The House version of the budget for the 2023 fiscal year accelerates phasing out the car tax, eliminating what would have been the final year of the tax next year at a cost of $64 million. That means nearly all residents would not receive another automobile excise bill. East Providence operates on a different fiscal year than most municipalities.

It has a one-time child tax credit of $250 per child for up to three children per family.

House leaders said they wanted to provide targeted taxpayer relief and direct how to spend the rest of the American Rescue Act Plan federal funding on one-time investments to address longstanding problems, rather than recurring costs. The state received $1.1 billion in federal pandemic relief funding.

“Rhode Island has been making a very strong economic comeback since the worst days of the pandemic, and with a boost from the federal resources we’ve received over the last couple of years, we’re going to be able to help Rhode Islanders from all walks of life through this budget,” Democratic House Speaker Joe Shekarchi said in a statement. “A budget is really much more than hundreds of pages of revenue and expenditures. It’s how we act on our priorities and values.”

Shekarchi said it’s a “responsible budget” that prioritizes adding affordable housing, helping residents who are “feeling the pinch of inflation,” boosting funding for health care, mental health and social services and strengthening schools.

The budget eliminates an $8 fee that was going to be charged for registration renewals and added $4 million to increase a tax credit program for seniors and people with disabilities. It eliminates the income tax on military pensions to help veterans and raises the amount of annual pension income that is exempt from state taxation from $15,000 to $20,000 for other retirees.

It dedicates $100 million to the unemployment trust fund to reduce businesses’ unemployment tax rates for 2023, and it allocates about $62 million to the state pension system to pay off the liability remaining from when the state’s contributions to the fund were deferred in the 1990s.
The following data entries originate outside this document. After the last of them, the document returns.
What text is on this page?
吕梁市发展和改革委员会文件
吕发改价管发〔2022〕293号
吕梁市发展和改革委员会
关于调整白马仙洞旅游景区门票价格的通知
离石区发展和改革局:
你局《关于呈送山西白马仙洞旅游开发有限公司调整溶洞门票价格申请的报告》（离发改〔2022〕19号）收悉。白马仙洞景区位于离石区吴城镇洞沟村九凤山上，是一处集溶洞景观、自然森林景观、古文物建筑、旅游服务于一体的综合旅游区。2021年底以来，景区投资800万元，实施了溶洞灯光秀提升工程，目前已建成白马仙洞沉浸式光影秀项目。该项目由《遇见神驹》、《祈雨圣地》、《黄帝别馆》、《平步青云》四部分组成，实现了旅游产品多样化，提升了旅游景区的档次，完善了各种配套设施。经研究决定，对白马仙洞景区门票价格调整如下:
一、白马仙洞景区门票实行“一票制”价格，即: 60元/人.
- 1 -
The budget plan commits to nearly doubling the number of voluntary, free pre-kindergarten seats to 5,000 statewide over five years. It includes nearly $170 million to upgrade the state psychiatric hospital.

The largest share of the federal pandemic relief funding, $250 million, was allocated for housing initiatives, including building new units of affordable housing, and $190 million was set aside for paying for future costs to respond to the pandemic.

The budget plan includes three bond questions for the November ballot, including a school construction bond.